Riwayat unicorn memang penuh tipu-tipu dan berlumuran darah. Namun mengapa unicorn yang dipilih sebagai sebutan start-up (perusahaan rintisan bidang digital) yang memiliki nilai perusahaan (valuasi)
US$ 1 miliar?
Pertanyaan ini saya lempar pada teman-teman saya. Hampir semua tahu istilah ini, tapi banyak yang gagal menjawab tepat. Saya juga termasuk yang tidak tahu. Menurut Minda Zetlin, co-author The Geek Gap, istilah ini dipakai lantaran jarang ada start-up yang valuasinya menembus US$ 1 miliar dalam waktu relatif singkat. Capaian luar biasa itu seperti mitos, sama halnya dengan unicorn.
Saya kira analogi ini kurang pas. Binatang unicorn tak pernah ada, hanya mitos belaka. Adapun start-up unicorn benar-benar ada. Namun buat apa terlalu serius kalau sang penemu istilah ternyata pakai ilmu coba-coba? Aileen Lee, yang mendirikan perusahaan investasi Cowboy Ventures, pada 2013 kesulitan menyebut start-up yang menembus valuasi
US$ 1 miliar kurang dari sepuluh tahun. Pada mulanya, Lee memakai istilah home run atau mega hit.

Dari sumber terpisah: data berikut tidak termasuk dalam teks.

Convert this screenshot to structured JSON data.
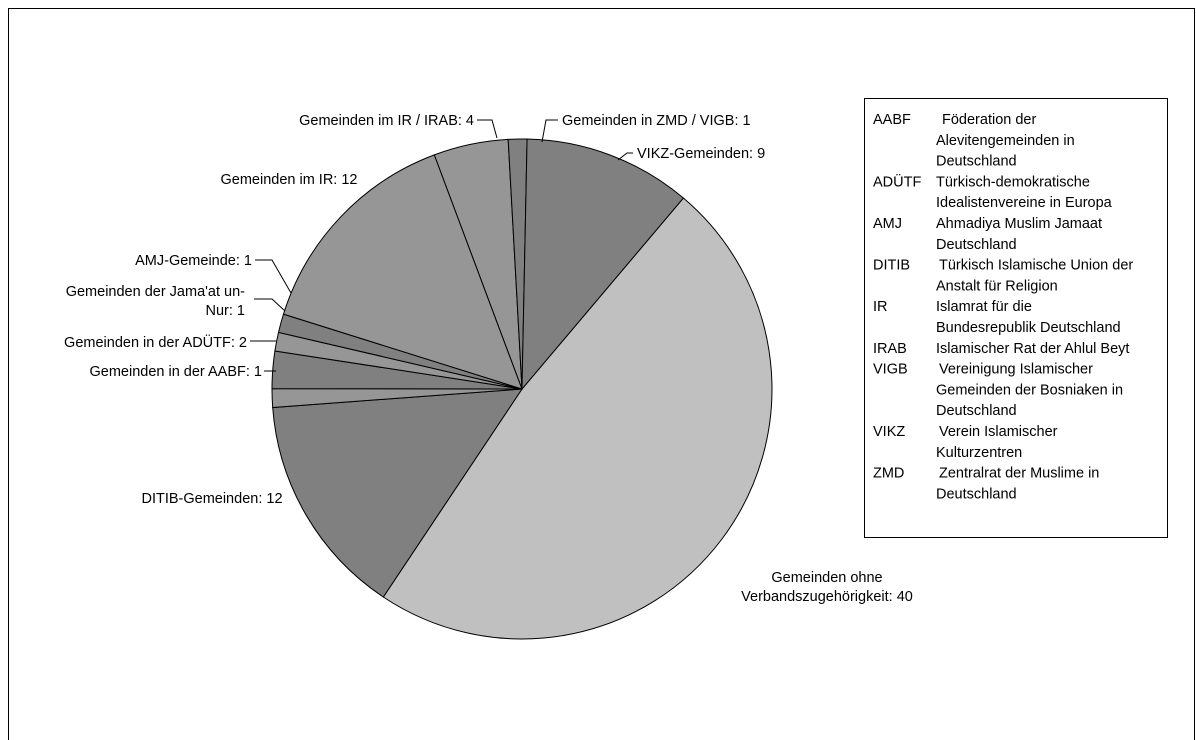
{
  "chart_data": {
    "type": "pie",
    "title": "",
    "slices": [
      {
        "label": "Gemeinden ohne Verbandszugehörigkeit: 40",
        "label_lines": [
          "Gemeinden ohne",
          "Verbandszugehörigkeit: 40"
        ],
        "value": 40,
        "color": "#c0c0c0"
      },
      {
        "label": "DITIB-Gemeinden: 12",
        "label_lines": [
          "DITIB-Gemeinden: 12"
        ],
        "value": 12,
        "color": "#808080"
      },
      {
        "label": "Gemeinden in der AABF: 1",
        "label_lines": [
          "Gemeinden in der AABF: 1"
        ],
        "value": 1,
        "color": "#969696"
      },
      {
        "label": "Gemeinden in der ADÜTF: 2",
        "label_lines": [
          "Gemeinden in der ADÜTF: 2"
        ],
        "value": 2,
        "color": "#808080"
      },
      {
        "label": "Gemeinden der Jama'at un-Nur: 1",
        "label_lines": [
          "Gemeinden der Jama'at un-",
          "Nur: 1"
        ],
        "value": 1,
        "color": "#969696"
      },
      {
        "label": "AMJ-Gemeinde: 1",
        "label_lines": [
          "AMJ-Gemeinde: 1"
        ],
        "value": 1,
        "color": "#808080"
      },
      {
        "label": "Gemeinden im IR: 12",
        "label_lines": [
          "Gemeinden im IR: 12"
        ],
        "value": 12,
        "color": "#969696"
      },
      {
        "label": "Gemeinden im IR / IRAB: 4",
        "label_lines": [
          "Gemeinden im IR / IRAB: 4"
        ],
        "value": 4,
        "color": "#969696"
      },
      {
        "label": "Gemeinden in ZMD / VIGB: 1",
        "label_lines": [
          "Gemeinden in ZMD / VIGB: 1"
        ],
        "value": 1,
        "color": "#808080"
      },
      {
        "label": "VIKZ-Gemeinden: 9",
        "label_lines": [
          "VIKZ-Gemeinden: 9"
        ],
        "value": 9,
        "color": "#808080"
      }
    ],
    "legend_position": "right",
    "legend": [
      {
        "abbr": "AABF",
        "lines": [
          "Föderation der",
          "Alevitengemeinden in",
          "Deutschland"
        ]
      },
      {
        "abbr": "ADÜTF",
        "lines": [
          "Türkisch-demokratische",
          "Idealistenvereine in Europa"
        ]
      },
      {
        "abbr": "AMJ",
        "lines": [
          "Ahmadiya Muslim Jamaat",
          "Deutschland"
        ]
      },
      {
        "abbr": "DITIB",
        "lines": [
          "Türkisch Islamische Union der",
          "Anstalt für Religion"
        ]
      },
      {
        "abbr": "IR",
        "lines": [
          "Islamrat für die",
          "Bundesrepublik Deutschland"
        ]
      },
      {
        "abbr": "IRAB",
        "lines": [
          "Islamischer Rat der Ahlul Beyt"
        ]
      },
      {
        "abbr": "VIGB",
        "lines": [
          "Vereinigung Islamischer",
          "Gemeinden der Bosniaken in",
          "Deutschland"
        ]
      },
      {
        "abbr": "VIKZ",
        "lines": [
          "Verein Islamischer",
          "Kulturzentren"
        ]
      },
      {
        "abbr": "ZMD",
        "lines": [
          "Zentralrat der Muslime in",
          "Deutschland"
        ]
      }
    ]
  }
}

Dua istilah ini ternyata "tidak laku". Tak ada yang mau mengikuti Lee. Kedua istilah itu tidak menunjukkan betapa langka start-up yang mampu mencapai valuasi sekitar Rp 14 triliun-dalam nilai rupiah sekarang. Begitu Lee melempar kata unicorn dalam blog-nya, kata itu langsung populer. Unicorn mewakili kelangkaan start-up yang mencapai prestasi ajaib bagai mitos. Persentase start-up yang mampu bertahan hidup hanya 0,07 persen.
Jadi, ketika unicorn masuk ke panggung debat calon presiden, persoalannya bukan sekadar kenal atau tidak kenal dengan istilah itu. Yang terpenting bagi kelompok milenial dan pelaku bisnis digital, kebijakan siapa yang terbaik dan memberi angin segar pada dunia bisnis baru ini.